How do we know this decline is due to the surge? We can't know for certain, of course. And there's a caveat: The fatality reduction in September is particularly dramatic because there was no attack last month to match the horrible slaughter of hundreds of members of the Yazidi sect in August.

That attack was actually an anomaly, as it was a strike against a small subgroup of Kurds who live in a long-pacified area where there is no sectarian strife between Sunnis and Shiites and no al Qaeda activity. There is very little American troop presence there, and the troop surge is entirely focused elsewhere.

So just for the sake of argument, let's remove the 350 Yazidi victims from the overall number of Iraqi fatalities in August. In that case, the drop in civilian casualties falls to 700 and the percentage decline falls to around 40 percent.

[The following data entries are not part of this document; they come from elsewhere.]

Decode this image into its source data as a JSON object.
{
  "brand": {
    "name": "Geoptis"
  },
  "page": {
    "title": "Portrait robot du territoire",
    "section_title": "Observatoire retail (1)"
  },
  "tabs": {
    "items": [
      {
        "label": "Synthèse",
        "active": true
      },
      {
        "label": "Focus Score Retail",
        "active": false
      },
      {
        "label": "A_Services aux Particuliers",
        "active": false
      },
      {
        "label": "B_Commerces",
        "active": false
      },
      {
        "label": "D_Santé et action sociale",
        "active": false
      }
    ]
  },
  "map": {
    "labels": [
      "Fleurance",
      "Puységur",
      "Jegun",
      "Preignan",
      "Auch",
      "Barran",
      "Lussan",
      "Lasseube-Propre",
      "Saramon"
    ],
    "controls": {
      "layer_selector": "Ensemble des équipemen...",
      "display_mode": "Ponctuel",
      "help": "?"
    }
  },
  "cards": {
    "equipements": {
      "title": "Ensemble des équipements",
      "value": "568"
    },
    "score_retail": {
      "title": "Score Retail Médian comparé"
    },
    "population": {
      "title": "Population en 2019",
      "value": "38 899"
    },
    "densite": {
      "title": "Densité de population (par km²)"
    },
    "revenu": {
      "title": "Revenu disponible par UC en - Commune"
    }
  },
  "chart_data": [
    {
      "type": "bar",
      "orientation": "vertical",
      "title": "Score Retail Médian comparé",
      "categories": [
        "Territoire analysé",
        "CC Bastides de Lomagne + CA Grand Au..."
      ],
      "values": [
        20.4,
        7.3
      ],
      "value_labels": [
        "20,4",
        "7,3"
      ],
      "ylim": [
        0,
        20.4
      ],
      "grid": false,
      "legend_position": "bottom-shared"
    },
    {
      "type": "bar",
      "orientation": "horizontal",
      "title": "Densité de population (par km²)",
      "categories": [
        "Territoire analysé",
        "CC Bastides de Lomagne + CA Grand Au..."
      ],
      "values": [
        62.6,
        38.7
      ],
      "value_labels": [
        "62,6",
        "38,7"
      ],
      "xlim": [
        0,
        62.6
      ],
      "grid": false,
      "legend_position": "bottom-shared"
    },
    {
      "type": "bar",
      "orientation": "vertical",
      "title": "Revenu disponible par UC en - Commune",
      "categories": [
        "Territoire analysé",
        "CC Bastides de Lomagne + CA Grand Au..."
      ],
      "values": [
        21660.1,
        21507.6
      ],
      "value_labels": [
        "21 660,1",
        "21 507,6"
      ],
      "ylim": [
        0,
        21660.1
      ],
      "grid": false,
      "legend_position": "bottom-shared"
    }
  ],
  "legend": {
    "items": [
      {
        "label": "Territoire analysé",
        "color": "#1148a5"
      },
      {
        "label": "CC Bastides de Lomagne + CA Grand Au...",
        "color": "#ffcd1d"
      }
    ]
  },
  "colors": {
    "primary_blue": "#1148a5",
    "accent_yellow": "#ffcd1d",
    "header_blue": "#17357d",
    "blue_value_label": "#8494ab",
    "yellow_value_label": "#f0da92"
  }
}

That's still a stunning change for the better - though we should keep our perspective and note that this just brings the level of violence against civilians to levels we last saw in early 2006. Everybody thought we were losing the war with those kinds of casualty numbers, so it doesn't make sense to claim that we're winning now that we've returned to these depressing statistics.

But what we are seeing is the effectiveness of the surge - which was the combination of a substantial jump in the number of U.S. troops and a change in strategy that has American forces staying in cleared neighborhoods rather than returning to barracks and bases.

What happened in September is exactly what the surge was intended to accomplish. It was designed to achieve a lessening of the violence among Iraqis and an increase in security in Baghdad and neighboring areas so that the three Iraqi ethno-religious populations would have the space to achieve the political progress and reconciliation they have failed at so far.

...

Just as this strategy is starting to show signs of progress the Washington Post says that most Americans want to return to the old failed policy of the past. I suspect poll bias. It is hard to believe that the majority of Americans could be that wrong. The same poll showed that a majority also favored the Democrats ridiculous health care expansion. If the poll is accurate, that is a bad sign for America.

Update: Jim Gerahty takes a closer look at the numbers in the Washington Post poll and finds they something quite different from the headline and the story. Only a minority of those polls, 43 percent, want to pull out faster than Gen. Petraeus has recommended. The polls shows that 52 percent want the same pace as recommended by Gen. Petraeus or slower.